Hogging a large table as one person
“It’s also important to be mindful of your space,” Gottsman said. “If you are sitting at a table for four and there are several people waiting, you might consider grabbing a single chair or bar stool to make room for others.”
Of course, you may have initially sat down with a group of friends or colleagues and needed a larger table. But once they’ve left, consider downsizing. And if it’s just you from the start, do your best to sit down in the most efficient place.
“Pick the smallest table possible and try to keep yourself ― and your cords and your bags and your papers ― as self-contained as possible,” Leighton added.
Conducting loud phone calls
“This is not your office,” Smith said. “Quietly reading or typing is perfectly acceptable. Swearing while reviewing emails, listening to voicemail on speaker or holding extended telephone conversations are not.”
If you’re a remote worker, plan to be at home for scheduled Zoom meetings that require you to talk. If you’re just attending a virtual meeting but don’t need to participate, don’t listen at full blast.
“Headphones are a must, and avoid making or taking phone calls inside,” Leighton said.
Monopolising power outlets
Outlets can be scarce at coffee shops, especially if they’re housed in older buildings.
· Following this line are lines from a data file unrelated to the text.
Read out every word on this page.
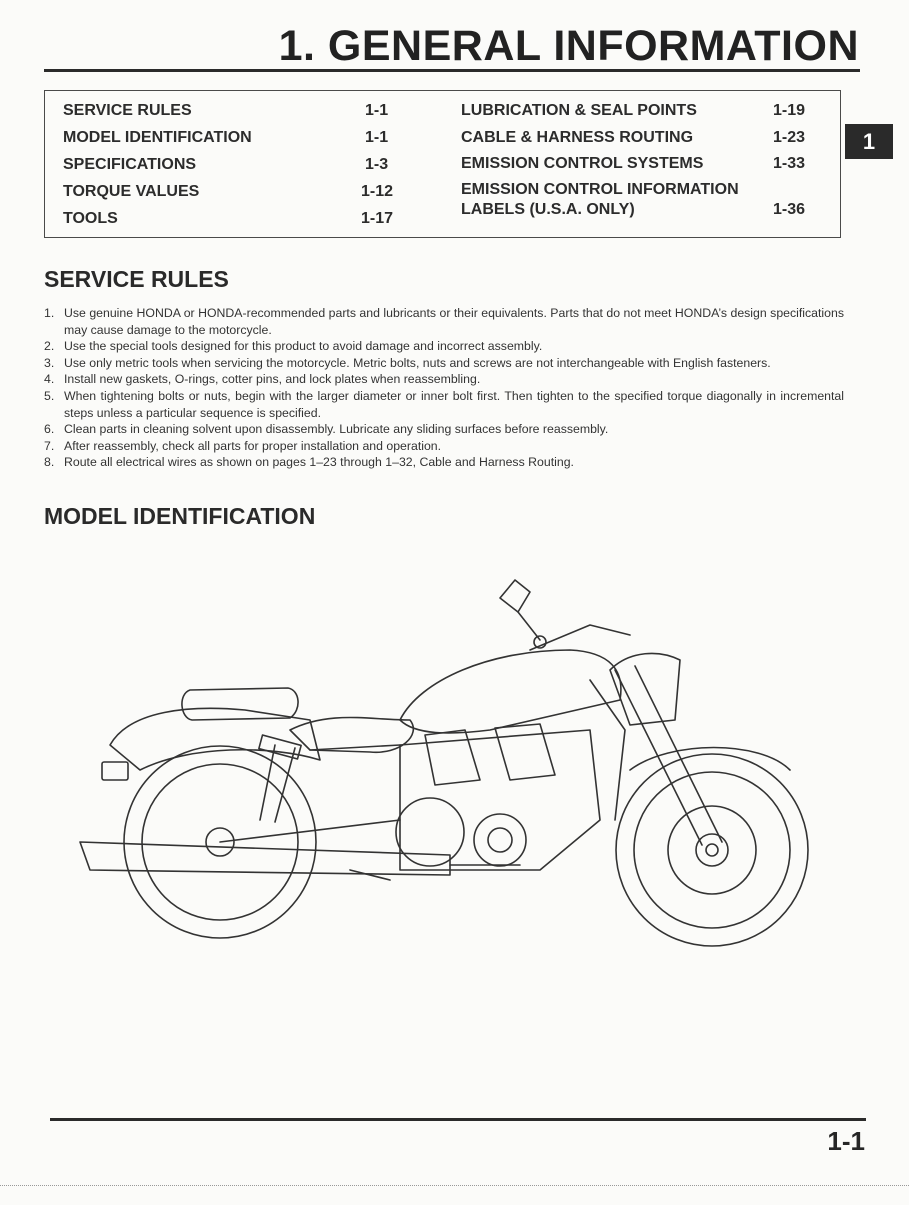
1. GENERAL INFORMATION
SERVICE RULES	1-1
MODEL IDENTIFICATION	1-1
SPECIFICATIONS	1-3
TORQUE VALUES	1-12
TOOLS	1-17
LUBRICATION & SEAL POINTS	1-19
CABLE & HARNESS ROUTING	1-23
EMISSION CONTROL SYSTEMS	1-33
EMISSION CONTROL INFORMATION
LABELS (U.S.A. ONLY)	1-36
1
SERVICE RULES
1. Use genuine HONDA or HONDA-recommended parts and lubricants or their equivalents. Parts that do not meet HONDA’s design specifications may cause damage to the motorcycle.
2. Use the special tools designed for this product to avoid damage and incorrect assembly.
3. Use only metric tools when servicing the motorcycle. Metric bolts, nuts and screws are not interchangeable with English fasteners.
4. Install new gaskets, O-rings, cotter pins, and lock plates when reassembling.
5. When tightening bolts or nuts, begin with the larger diameter or inner bolt first. Then tighten to the specified torque diagonally in incremental steps unless a particular sequence is specified.
6. Clean parts in cleaning solvent upon disassembly. Lubricate any sliding surfaces before reassembly.
7. After reassembly, check all parts for proper installation and operation.
8. Route all electrical wires as shown on pages 1–23 through 1–32, Cable and Harness Routing.
MODEL IDENTIFICATION
1-1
Be mindful that others may need to use them as well.
“If outlets are provided, you may take the opportunity to recharge,” Smith said. But “you should not plug in your laptop and leave it plugged in for the entirety of your stay,” she added.
Bringing in outside food
If you’re planning to be at a coffee shop during mealtimes, then plan to purchase your food there. Some businesses don’t offer much food, but unless they specifically note otherwise, you still can’t order delivery or pack your own snack to eat while you’re there.
“You may not bring in outside food to enjoy while inside the venue,” Smith said. “This is both insulting to the coffee shop and can potentially make them liable in case of choking or an allergic reaction.”
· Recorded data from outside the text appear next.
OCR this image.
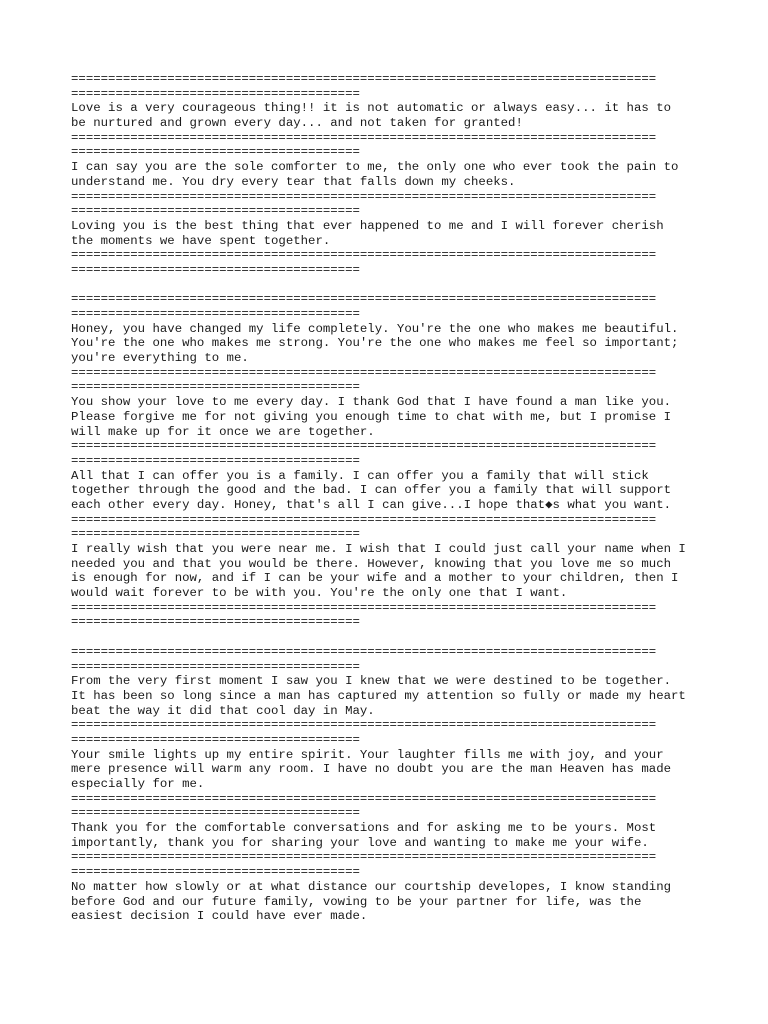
===============================================================================
=======================================
Love is a very courageous thing!! it is not automatic or always easy... it has to
be nurtured and grown every day... and not taken for granted!
===============================================================================
=======================================
I can say you are the sole comforter to me, the only one who ever took the pain to
understand me. You dry every tear that falls down my cheeks.
===============================================================================
=======================================
Loving you is the best thing that ever happened to me and I will forever cherish
the moments we have spent together.
===============================================================================
=======================================
===============================================================================
=======================================
Honey, you have changed my life completely. You're the one who makes me beautiful.
You're the one who makes me strong. You're the one who makes me feel so important;
you're everything to me.
===============================================================================
=======================================
You show your love to me every day. I thank God that I have found a man like you.
Please forgive me for not giving you enough time to chat with me, but I promise I
will make up for it once we are together.
===============================================================================
=======================================
All that I can offer you is a family. I can offer you a family that will stick
together through the good and the bad. I can offer you a family that will support
each other every day. Honey, that's all I can give...I hope that◆s what you want.
===============================================================================
=======================================
I really wish that you were near me. I wish that I could just call your name when I
needed you and that you would be there. However, knowing that you love me so much
is enough for now, and if I can be your wife and a mother to your children, then I
would wait forever to be with you. You're the only one that I want.
===============================================================================
=======================================
===============================================================================
=======================================
From the very first moment I saw you I knew that we were destined to be together.
It has been so long since a man has captured my attention so fully or made my heart
beat the way it did that cool day in May.
===============================================================================
=======================================
Your smile lights up my entire spirit. Your laughter fills me with joy, and your
mere presence will warm any room. I have no doubt you are the man Heaven has made
especially for me.
===============================================================================
=======================================
Thank you for the comfortable conversations and for asking me to be yours. Most
importantly, thank you for sharing your love and wanting to make me your wife.
===============================================================================
=======================================
No matter how slowly or at what distance our courtship developes, I know standing
before God and our future family, vowing to be your partner for life, was the
easiest decision I could have ever made.
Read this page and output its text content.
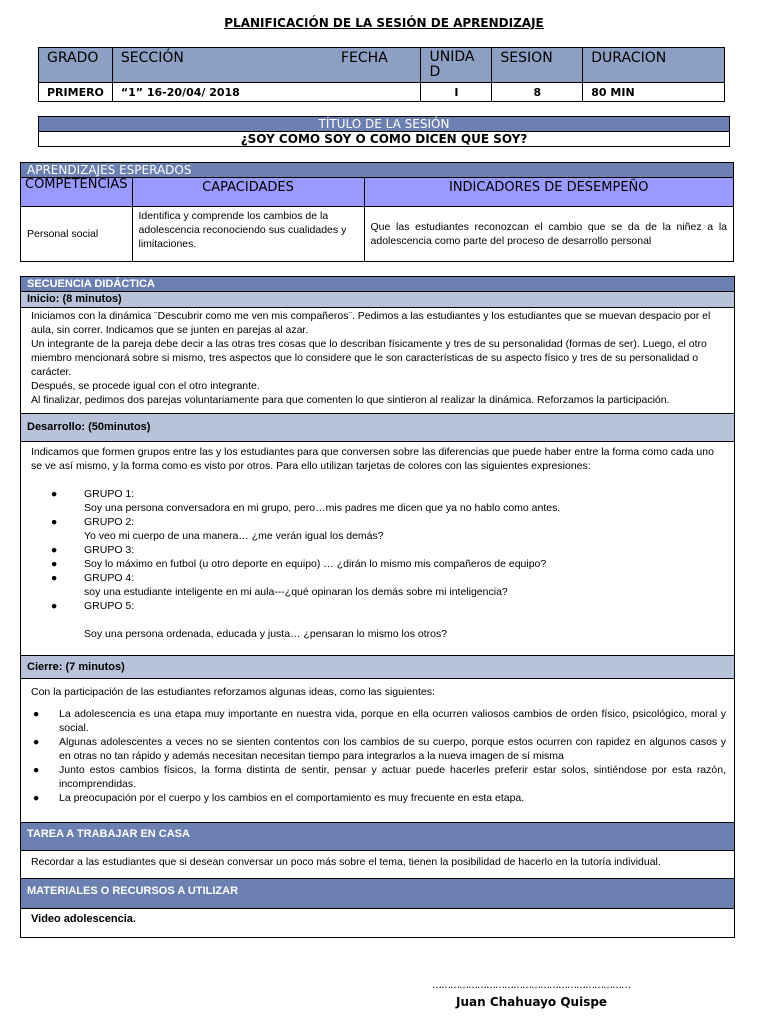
PLANIFICACIÓN DE LA SESIÓN DE APRENDIZAJE
GRADO	SECCIÓN FECHA	UNIDA D	SESION	DURACION
PRIMERO	“1” 16-20/04/ 2018	I	8	80 MIN
TÍTULO DE LA SESIÓN
¿SOY COMO SOY O COMO DICEN QUE SOY?
APRENDIZAJES ESPERADOS		
COMPETENCIAS	CAPACIDADES	INDICADORES DE DESEMPEÑO
Personal social	Identifica y comprende los cambios de la adolescencia reconociendo sus cualidades y limitaciones.	Que las estudiantes reconozcan el cambio que se da de la niñez a la adolescencia como parte del proceso de desarrollo personal
SECUENCIA DIDÁCTICA
Inicio: (8 minutos)

Iniciamos con la dinámica ¨Descubrir como me ven mis compañeros¨. Pedimos a las estudiantes y los estudiantes que se muevan despacio por el aula, sin correr. Indicamos que se junten en parejas al azar.

Un integrante de la pareja debe decir a las otras tres cosas que lo describan físicamente y tres de su personalidad (formas de ser). Luego, el otro miembro mencionará sobre si mismo, tres aspectos que lo considere que le son características de su aspecto físico y tres de su personalidad o carácter.

Después, se procede igual con el otro integrante.

Al finalizar, pedimos dos parejas voluntariamente para que comenten lo que sintieron al realizar la dinámica. Reforzamos la participación.

Desarrollo: (50minutos)

Indicamos que formen grupos entre las y los estudiantes para que conversen sobre las diferencias que puede haber entre la forma como cada uno se ve así mismo, y la forma como es visto por otros. Para ello utilizan tarjetas de colores con las siguientes expresiones:

●	GRUPO 1:
Soy una persona conversadora en mi grupo, pero…mis padres me dicen que ya no hablo como antes.
●	GRUPO 2:
Yo veo mi cuerpo de una manera… ¿me verán igual los demás?
●	GRUPO 3:
●	Soy lo máximo en futbol (u otro deporte en equipo) … ¿dirán lo mismo mis compañeros de equipo?
●	GRUPO 4:
soy una estudiante inteligente en mi aula---¿qué opinaran los demás sobre mi inteligencia?
●	GRUPO 5:

Soy una persona ordenada, educada y justa… ¿pensaran lo mismo los otros?

Cierre: (7 minutos)

Con la participación de las estudiantes reforzamos algunas ideas, como las siguientes:

● La adolescencia es una etapa muy importante en nuestra vida, porque en ella ocurren valiosos cambios de orden físico, psicológico, moral y social.
● Algunas adolescentes a veces no se sienten contentos con los cambios de su cuerpo, porque estos ocurren con rapidez en algunos casos y en otras no tan rápido y además necesitan necesitan tiempo para integrarlos a la nueva imagen de sí misma
● Junto estos cambios físicos, la forma distinta de sentir, pensar y actuar puede hacerles preferir estar solos, sintiéndose por esta razón, incomprendidas.
● La preocupación por el cuerpo y los cambios en el comportamiento es muy frecuente en esta etapa.
TAREA A TRABAJAR EN CASA
Recordar a las estudiantes que si desean conversar un poco más sobre el tema, tienen la posibilidad de hacerlo en la tutoría individual.
MATERIALES O RECURSOS A UTILIZAR
Video adolescencia.
…………………………………………………………
Juan Chahuayo Quispe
Lounging like you’re at home
A coffee shop can be a cosy, welcoming environment that feels like home. But that doesn’t mean you can put your feet up and stretch out like it’s your house.
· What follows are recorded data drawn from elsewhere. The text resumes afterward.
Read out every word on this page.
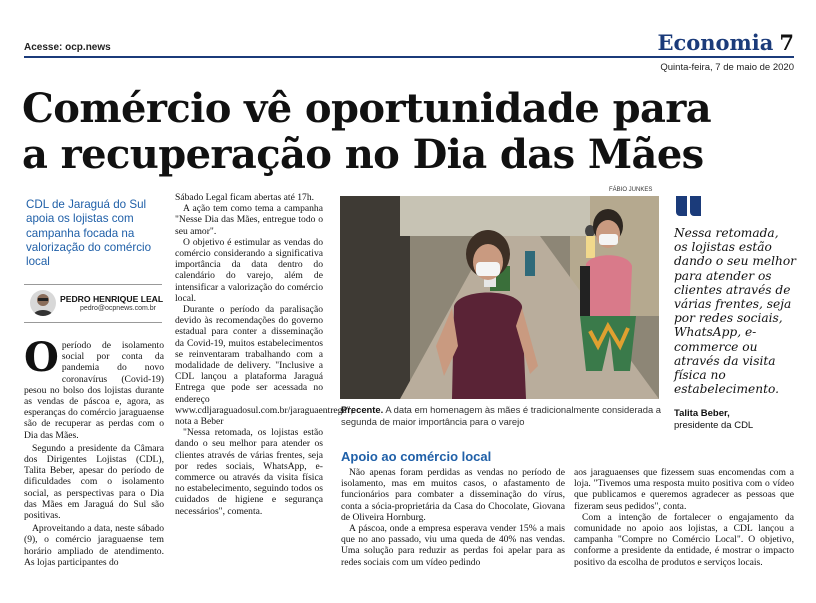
Acesse: ocp.news	Economia 7
Quinta-feira, 7 de maio de 2020
Comércio vê oportunidade para
a recuperação no Dia das Mães
CDL de Jaraguá do Sul apoia os lojistas com campanha focada na valorização do comércio local
PEDRO HENRIQUE LEAL
pedro@ocpnews.com.br

O período de isolamento social por conta da pandemia do novo coronavírus (Covid-19) pesou no bolso dos lojistas durante as vendas de páscoa e, agora, as esperanças do comércio jaraguaense são de recuperar as perdas com o Dia das Mães.

Segundo a presidente da Câmara dos Dirigentes Lojistas (CDL), Talita Beber, apesar do período de dificuldades com o isolamento social, as perspectivas para o Dia das Mães em Jaraguá do Sul são positivas.

Aproveitando a data, neste sábado (9), o comércio jaraguaense tem horário ampliado de atendimento. As lojas participantes do

Sábado Legal ficam abertas até 17h.

A ação tem como tema a campanha "Nesse Dia das Mães, entregue todo o seu amor".

O objetivo é estimular as vendas do comércio considerando a significativa importância da data dentro do calendário do varejo, além de intensificar a valorização do comércio local.

Durante o período da paralisação devido às recomendações do governo estadual para conter a disseminação da Covid-19, muitos estabelecimentos se reinventaram trabalhando com a modalidade de delivery. "Inclusive a CDL lançou a plataforma Jaraguá Entrega que pode ser acessada no endereço www.cdljaraguadosul.com.br/jaraguaentrega", nota a Beber

"Nessa retomada, os lojistas estão dando o seu melhor para atender os clientes através de várias frentes, seja por redes sociais, WhatsApp, e-commerce ou através da visita física no estabelecimento, seguindo todos os cuidados de higiene e segurança necessários", comenta.

FÁBIO JUNKES
Precente. A data em homenagem às mães é tradicionalmente considerada a segunda de maior importância para o varejo
Nessa retomada, os lojistas estão dando o seu melhor para atender os clientes através de várias frentes, seja por redes sociais, WhatsApp, e-commerce ou através da visita física no estabelecimento.
Talita Beber,
presidente da CDL
Apoio ao comércio local

Não apenas foram perdidas as vendas no período de isolamento, mas em muitos casos, o afastamento de funcionários para combater a disseminação do vírus, conta a sócia-proprietária da Casa do Chocolate, Giovana de Oliveira Hornburg.

A páscoa, onde a empresa esperava vender 15% a mais que no ano passado, viu uma queda de 40% nas vendas. Uma solução para reduzir as perdas foi apelar para as redes sociais com um vídeo pedindo

aos jaraguaenses que fizessem suas encomendas com a loja. "Tivemos uma resposta muito positiva com o vídeo que publicamos e queremos agradecer as pessoas que fizeram seus pedidos", conta.

Com a intenção de fortalecer o engajamento da comunidade no apoio aos lojistas, a CDL lançou a campanha "Compre no Comércio Local". O objetivo, conforme a presidente da entidade, é mostrar o impacto positivo da escolha de produtos e serviços locais.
“This is not your home,” Smith emphasised. “Your shoes should remain on and your feet should not be co-located where others may sit or eat.”
Ordering something off-menu that is too elaborate or can’t be explained
“Don’t assume every barista knows how to make a ‘frosted snickerdoodle latte,’” Leighton said. “If you’re ordering off-menu, you’ll need to know exactly what’s in it and how it’s made.”
Ordering an elaborate coffee drink has become more common in recent years, but baristas have expressed frustration with these complex concoctions. Try to be respectful with your requests if you’re asking for something that’s not listed on the menu.
Leaving a mess
“When you leave, make sure and clean up your area for the next person who will be taking your seat,” Gottsman said. “Yes, the coffee shop may have someone who is responsible for cleanup. But more than likely there is a tight turn for the next person to sit down, and it’s a courtesy to leave your space clean.”
In addition to busing your table on the way out, do your best not to make a mess at the cream and sugar station.
“If it’s the sort of place that has you put on your own lid, try to take just the top one without touching the whole stack,” Leighton said.